Da una prima lettura della tendenza emerge con forza un fattore: “Un settore che brucia 17 miliardi in 10 anni e di fatto perde un terzo dei suoi volumi d’affari è un settore che sta perdendo l’anima. Ma cosa accade nello stesso decennio alla parte della network economy abilitata dagli operatori Telco? Anche in questo caso – continua Rangone – per semplificare ci limiteremo ai grandi numeri dei cosiddetti Over the top, su e-commerce, mondo dei digital content, dell’internet advertising e dei pagamenti digitali. Grandi mercati abilitati dalle telco ma ‘incassati’ dai cosiddetti Ott. Questo vuol dire che parliamo soltanto di una parte della reale economia abilitata dalle reti, perché questa stima non comprende l’impatto su hardware e software, sulla vendita di Mobile device, smartphone e tablet, né gli impatti indiretti delle reti sulle aziende tradizionali, che grazie all’utilizzo di applicazioni basate sulle reti aumentano sensibilmente la produttività.

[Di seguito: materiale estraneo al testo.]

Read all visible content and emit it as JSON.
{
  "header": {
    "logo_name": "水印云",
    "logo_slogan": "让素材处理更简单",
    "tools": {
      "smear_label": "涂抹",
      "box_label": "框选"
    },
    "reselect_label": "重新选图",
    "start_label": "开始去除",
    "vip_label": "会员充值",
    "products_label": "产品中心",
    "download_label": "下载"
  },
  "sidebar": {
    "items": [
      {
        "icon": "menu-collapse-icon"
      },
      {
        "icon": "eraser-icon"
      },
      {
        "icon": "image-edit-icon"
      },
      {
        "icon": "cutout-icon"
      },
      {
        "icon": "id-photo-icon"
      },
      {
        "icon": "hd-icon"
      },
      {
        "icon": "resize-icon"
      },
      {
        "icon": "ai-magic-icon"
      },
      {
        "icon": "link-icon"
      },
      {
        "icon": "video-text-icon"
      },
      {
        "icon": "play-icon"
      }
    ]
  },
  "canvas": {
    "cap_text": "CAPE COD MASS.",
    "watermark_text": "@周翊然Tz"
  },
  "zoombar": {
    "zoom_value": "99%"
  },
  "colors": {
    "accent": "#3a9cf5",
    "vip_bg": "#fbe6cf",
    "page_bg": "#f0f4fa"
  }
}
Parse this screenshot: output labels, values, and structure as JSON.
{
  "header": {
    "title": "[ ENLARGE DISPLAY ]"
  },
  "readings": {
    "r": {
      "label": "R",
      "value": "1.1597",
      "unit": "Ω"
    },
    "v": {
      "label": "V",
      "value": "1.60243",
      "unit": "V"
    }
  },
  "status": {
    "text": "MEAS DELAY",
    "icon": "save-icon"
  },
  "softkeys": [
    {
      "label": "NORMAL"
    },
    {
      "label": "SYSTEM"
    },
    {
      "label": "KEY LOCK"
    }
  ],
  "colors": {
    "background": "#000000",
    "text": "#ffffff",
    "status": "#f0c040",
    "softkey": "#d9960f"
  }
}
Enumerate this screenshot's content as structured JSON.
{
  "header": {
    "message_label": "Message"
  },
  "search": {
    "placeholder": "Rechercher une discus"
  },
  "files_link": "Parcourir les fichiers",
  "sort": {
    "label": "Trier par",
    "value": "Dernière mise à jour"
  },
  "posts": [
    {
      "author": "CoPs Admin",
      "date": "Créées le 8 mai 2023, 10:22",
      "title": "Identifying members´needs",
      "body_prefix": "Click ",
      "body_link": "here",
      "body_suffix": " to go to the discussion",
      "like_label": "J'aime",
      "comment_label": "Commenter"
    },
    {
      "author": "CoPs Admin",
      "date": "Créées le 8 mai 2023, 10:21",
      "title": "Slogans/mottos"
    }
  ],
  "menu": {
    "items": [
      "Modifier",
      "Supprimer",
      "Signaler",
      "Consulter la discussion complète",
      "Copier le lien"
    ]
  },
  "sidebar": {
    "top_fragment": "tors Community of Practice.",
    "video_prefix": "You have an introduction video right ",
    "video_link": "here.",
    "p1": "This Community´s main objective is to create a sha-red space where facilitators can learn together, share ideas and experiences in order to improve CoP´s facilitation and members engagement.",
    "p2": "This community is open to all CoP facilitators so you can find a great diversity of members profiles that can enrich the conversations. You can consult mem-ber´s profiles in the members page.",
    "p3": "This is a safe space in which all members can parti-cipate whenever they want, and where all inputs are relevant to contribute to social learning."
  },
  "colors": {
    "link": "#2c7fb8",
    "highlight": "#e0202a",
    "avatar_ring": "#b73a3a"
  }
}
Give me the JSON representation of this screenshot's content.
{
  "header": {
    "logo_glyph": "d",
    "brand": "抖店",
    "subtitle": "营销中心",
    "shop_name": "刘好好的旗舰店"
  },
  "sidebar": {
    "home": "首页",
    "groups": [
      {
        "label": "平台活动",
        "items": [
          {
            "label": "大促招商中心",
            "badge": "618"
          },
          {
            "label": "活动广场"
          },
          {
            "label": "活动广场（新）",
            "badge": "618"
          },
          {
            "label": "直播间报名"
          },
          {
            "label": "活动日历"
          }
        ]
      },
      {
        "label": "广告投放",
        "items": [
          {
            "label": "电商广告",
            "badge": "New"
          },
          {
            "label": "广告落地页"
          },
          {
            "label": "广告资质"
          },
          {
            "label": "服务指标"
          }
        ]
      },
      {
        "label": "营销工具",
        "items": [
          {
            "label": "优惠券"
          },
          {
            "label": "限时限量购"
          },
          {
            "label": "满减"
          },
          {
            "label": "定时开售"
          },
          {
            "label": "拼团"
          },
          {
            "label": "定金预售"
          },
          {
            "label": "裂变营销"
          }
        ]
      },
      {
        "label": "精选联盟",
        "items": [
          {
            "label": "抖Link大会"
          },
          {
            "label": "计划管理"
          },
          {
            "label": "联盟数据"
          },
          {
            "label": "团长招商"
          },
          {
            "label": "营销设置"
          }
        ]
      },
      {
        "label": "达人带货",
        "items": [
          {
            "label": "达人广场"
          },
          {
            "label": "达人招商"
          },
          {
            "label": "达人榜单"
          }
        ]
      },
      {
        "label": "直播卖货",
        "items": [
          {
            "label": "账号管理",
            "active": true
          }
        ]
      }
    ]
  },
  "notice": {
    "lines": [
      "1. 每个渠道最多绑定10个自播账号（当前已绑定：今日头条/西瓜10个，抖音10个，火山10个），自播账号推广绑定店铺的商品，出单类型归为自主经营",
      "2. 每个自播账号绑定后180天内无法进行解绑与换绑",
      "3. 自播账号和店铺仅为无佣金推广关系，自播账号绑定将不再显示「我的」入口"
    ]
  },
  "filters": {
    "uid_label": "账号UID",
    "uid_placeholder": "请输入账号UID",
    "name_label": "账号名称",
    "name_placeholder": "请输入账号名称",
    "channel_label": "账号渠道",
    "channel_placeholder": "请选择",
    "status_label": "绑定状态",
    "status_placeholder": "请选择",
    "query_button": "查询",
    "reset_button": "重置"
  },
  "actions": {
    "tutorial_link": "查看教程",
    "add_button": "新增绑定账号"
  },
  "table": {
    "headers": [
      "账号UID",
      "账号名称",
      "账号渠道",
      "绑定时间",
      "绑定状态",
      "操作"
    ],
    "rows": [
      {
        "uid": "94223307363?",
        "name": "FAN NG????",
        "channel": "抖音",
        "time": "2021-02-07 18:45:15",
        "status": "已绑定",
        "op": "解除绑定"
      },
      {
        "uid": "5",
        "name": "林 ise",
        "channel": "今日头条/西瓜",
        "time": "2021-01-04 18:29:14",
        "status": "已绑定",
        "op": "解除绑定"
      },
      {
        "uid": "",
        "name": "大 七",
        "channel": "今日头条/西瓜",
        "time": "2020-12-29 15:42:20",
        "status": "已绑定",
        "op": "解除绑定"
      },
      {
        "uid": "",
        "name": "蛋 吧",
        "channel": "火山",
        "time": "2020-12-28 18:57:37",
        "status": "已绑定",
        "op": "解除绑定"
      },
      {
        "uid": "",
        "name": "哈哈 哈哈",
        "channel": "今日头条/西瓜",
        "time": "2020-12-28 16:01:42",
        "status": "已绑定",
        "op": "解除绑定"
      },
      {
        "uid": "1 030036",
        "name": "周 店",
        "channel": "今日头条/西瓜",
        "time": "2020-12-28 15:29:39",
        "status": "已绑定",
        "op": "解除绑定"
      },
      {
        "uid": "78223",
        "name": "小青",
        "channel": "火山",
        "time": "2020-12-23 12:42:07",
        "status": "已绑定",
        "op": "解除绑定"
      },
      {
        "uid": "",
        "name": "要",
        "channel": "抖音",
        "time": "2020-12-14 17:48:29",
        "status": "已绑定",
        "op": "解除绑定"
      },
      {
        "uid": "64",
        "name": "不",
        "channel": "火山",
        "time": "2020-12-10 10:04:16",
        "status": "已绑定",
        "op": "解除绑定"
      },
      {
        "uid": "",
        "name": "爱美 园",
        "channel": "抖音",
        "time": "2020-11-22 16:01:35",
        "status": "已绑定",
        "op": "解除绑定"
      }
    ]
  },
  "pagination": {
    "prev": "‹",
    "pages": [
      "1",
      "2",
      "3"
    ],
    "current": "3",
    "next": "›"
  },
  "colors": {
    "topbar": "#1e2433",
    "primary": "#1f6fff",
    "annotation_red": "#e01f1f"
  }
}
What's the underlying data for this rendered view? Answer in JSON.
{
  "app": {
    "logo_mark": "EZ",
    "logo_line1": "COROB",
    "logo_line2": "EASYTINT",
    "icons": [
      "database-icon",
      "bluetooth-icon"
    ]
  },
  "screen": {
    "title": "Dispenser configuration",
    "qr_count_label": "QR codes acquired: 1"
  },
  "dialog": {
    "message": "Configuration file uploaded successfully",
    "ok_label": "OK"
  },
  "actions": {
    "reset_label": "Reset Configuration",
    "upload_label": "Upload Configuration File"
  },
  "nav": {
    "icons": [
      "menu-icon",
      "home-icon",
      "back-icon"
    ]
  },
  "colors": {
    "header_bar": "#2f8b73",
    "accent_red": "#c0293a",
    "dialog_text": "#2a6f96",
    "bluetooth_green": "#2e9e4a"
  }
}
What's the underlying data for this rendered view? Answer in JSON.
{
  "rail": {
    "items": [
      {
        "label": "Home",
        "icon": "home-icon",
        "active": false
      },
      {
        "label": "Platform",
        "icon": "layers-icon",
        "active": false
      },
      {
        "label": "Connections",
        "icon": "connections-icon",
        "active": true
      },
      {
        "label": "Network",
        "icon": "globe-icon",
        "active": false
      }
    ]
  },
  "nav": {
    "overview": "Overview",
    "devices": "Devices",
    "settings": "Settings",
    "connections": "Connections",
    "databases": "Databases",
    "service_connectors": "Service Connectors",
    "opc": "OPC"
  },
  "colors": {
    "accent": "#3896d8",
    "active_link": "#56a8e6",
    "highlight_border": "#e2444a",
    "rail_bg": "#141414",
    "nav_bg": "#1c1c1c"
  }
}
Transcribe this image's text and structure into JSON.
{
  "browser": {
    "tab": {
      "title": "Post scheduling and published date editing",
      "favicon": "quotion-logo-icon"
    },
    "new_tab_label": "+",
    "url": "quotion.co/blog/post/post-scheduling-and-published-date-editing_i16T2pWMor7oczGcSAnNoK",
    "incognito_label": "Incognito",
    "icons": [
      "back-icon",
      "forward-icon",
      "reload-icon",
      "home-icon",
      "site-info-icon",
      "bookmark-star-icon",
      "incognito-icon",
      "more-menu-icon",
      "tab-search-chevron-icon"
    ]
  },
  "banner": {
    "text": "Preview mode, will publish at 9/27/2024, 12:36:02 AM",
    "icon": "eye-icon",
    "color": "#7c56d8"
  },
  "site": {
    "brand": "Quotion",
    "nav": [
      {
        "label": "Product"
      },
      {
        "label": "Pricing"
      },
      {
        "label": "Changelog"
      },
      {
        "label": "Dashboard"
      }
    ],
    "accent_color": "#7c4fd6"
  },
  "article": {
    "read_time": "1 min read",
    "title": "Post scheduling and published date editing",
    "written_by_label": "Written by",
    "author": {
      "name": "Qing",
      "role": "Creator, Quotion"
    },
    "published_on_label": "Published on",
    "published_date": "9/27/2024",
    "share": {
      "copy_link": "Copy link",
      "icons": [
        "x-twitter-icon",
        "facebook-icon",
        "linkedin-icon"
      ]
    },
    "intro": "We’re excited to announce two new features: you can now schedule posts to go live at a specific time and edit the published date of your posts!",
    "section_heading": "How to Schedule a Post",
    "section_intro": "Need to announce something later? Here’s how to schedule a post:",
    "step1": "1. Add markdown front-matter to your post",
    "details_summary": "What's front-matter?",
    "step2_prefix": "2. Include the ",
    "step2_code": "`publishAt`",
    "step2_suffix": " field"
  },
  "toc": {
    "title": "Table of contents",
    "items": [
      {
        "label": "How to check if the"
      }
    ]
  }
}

Nel 2006 questa componente valeva circa 6 miliardi, nel 2013 16 miliardi, nel 2016 40 miliardi”.

Fotografati così i termini del “paradosso”, Rangone ha affidato le sue conclusioni a due considerazioni. “Questi numeri stanno gridando il loro significato agli operatori di telecomunicazioni e alle istituzioni – ha detto – e il senso che se ne trae è la necessità di una strategia per fermare questo paradosso, per possibile valorizzare gli asset che gli operatori hanno in mano, per evitare guerre dei prezzi che in tutti i settori da quando esiste l’economia hanno sempre distrutto valore. La sfida è anche quella di riuscire a investire per innovare, perché nel business ci siano non soltanto gli over the top, ma almeno in parte anche le telco”.

“Alle istituzioni e alla politica questi numeri dicono che è chiaro che ormai il settore delle telecomunicazioni deve essere considerato in maniera diversa da quello che era soltanto pochi anni fa, e su cui sono state scritte le normative e le regole del gioco. Oggi la situazione è diversa, oggi gli operatori telco sono più da considerare come una specie in via di estinzione, fauna dal salvare, anche perché non è in ballo solo un comparto. Si sa che i comparti muoiono, si trasformano: ma qui è in ballo un asset fondamentale dell’economia dei prossimi anni, la rete, fondamentale per l’economia moderna. Se non facciamo in modo che su questa autostrada si possa investire rischiamo di pregiudicare in maniera irreversibile il nostro futuro di Paese moderno e industrializzato”.